Enna
- Full name: Enna Calcio Società Cooperativa Sportiva Dilettantistica
- Nickname(s): Gialloverdi
- Founded: 1942
- Ground: Stadio Generale Gaeta Enna, Italy
- Capacity: 2,000
- Chairman: Luigi Stompo
- Manager: Giovanni Campanella
- League: Serie D/I
- 2023–24: Eccellenza Sicily – B, 1st
| Home colours | Away colours |

= Enna Calcio SCSD =

Italian football club

Enna Calcio SCSD is an Italian association football club from Enna, Sicily. They currently play in Serie D.

==History==
The club was founded in 1942, and its official colours are yellow and green. Enna plays its home matches at Stadio Generale Gaeta.
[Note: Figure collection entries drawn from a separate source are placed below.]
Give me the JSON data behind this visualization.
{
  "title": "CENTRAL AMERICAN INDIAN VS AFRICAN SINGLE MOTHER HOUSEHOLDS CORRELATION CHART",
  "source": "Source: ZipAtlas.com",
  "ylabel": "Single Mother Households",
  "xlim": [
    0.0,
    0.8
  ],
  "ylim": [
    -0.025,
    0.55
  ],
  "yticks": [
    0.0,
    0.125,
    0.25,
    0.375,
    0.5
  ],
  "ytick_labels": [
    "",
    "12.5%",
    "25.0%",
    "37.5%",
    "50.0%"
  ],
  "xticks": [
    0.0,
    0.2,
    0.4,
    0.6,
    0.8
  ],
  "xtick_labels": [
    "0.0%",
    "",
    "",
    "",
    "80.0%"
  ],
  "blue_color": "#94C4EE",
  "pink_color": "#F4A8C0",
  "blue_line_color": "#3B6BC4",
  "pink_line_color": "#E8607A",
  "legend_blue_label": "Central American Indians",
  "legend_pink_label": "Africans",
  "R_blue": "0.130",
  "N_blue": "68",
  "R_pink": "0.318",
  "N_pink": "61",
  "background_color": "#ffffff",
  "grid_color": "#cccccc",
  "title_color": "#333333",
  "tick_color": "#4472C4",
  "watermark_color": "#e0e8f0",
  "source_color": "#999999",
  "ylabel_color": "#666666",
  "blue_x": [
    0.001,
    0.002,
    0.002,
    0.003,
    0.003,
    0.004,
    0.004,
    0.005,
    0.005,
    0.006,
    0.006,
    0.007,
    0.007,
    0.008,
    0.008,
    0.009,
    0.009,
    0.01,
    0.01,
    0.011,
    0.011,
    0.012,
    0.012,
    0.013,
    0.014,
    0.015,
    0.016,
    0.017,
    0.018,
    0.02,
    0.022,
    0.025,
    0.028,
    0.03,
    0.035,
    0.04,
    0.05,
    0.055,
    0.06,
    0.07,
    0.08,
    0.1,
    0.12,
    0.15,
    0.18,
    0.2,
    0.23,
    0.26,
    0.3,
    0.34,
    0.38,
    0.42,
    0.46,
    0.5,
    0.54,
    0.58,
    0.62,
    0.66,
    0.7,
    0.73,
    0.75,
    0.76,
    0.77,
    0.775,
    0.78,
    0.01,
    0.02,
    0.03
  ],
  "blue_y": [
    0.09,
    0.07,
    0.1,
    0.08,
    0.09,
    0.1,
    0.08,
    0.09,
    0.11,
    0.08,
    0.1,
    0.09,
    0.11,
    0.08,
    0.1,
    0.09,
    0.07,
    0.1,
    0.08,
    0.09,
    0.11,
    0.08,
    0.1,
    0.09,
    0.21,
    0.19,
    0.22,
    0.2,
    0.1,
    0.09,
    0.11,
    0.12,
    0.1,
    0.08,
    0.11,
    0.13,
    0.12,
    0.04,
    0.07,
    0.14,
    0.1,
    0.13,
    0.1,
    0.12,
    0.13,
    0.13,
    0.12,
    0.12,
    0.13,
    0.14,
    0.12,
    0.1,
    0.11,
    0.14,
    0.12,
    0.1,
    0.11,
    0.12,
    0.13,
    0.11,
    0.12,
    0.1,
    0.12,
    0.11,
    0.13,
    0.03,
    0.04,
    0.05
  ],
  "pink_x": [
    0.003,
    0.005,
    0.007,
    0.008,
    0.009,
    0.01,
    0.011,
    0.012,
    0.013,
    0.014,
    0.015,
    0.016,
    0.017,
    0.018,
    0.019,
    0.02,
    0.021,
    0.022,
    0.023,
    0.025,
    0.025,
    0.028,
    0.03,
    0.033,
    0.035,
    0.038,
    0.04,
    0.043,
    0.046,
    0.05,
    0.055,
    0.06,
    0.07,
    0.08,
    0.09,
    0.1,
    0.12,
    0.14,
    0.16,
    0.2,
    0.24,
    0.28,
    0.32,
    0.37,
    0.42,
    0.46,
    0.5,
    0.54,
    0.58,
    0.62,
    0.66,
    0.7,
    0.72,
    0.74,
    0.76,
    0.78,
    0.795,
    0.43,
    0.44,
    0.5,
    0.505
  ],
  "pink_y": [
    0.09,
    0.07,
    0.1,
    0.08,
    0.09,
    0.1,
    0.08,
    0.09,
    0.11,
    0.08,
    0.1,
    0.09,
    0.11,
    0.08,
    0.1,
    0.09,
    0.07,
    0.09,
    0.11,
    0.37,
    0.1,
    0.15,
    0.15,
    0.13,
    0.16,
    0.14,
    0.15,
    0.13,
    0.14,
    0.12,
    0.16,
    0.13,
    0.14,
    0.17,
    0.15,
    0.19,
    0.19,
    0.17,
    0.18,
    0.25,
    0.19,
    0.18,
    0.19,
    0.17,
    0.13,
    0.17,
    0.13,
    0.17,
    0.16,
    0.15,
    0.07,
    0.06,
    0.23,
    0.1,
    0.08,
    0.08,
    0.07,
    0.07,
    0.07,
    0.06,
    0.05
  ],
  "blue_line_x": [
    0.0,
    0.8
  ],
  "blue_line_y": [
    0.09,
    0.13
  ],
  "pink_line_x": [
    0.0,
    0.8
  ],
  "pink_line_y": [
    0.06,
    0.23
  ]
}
The club also had a few appearances in the professional levels of Italian football, a single Serie C season in 1970–1971 and a single Serie C2 campaign in 1990–91. The club also won a trofeo Jacinto in 1990.

After being relegated to Serie D in 1991, the club went bankrupt and restarted from the lower ranks of regional amateur football, eventually playing at the Eccellenza and Promozione levels for the next few decades. In the 2022–23 season, Enna lost promotion in the final games of the season to Akragas and then were defeated by Siracusa in the national playoff finals.

In 2024, Enna were promoted to Serie D as Eccellenza Sicily winners.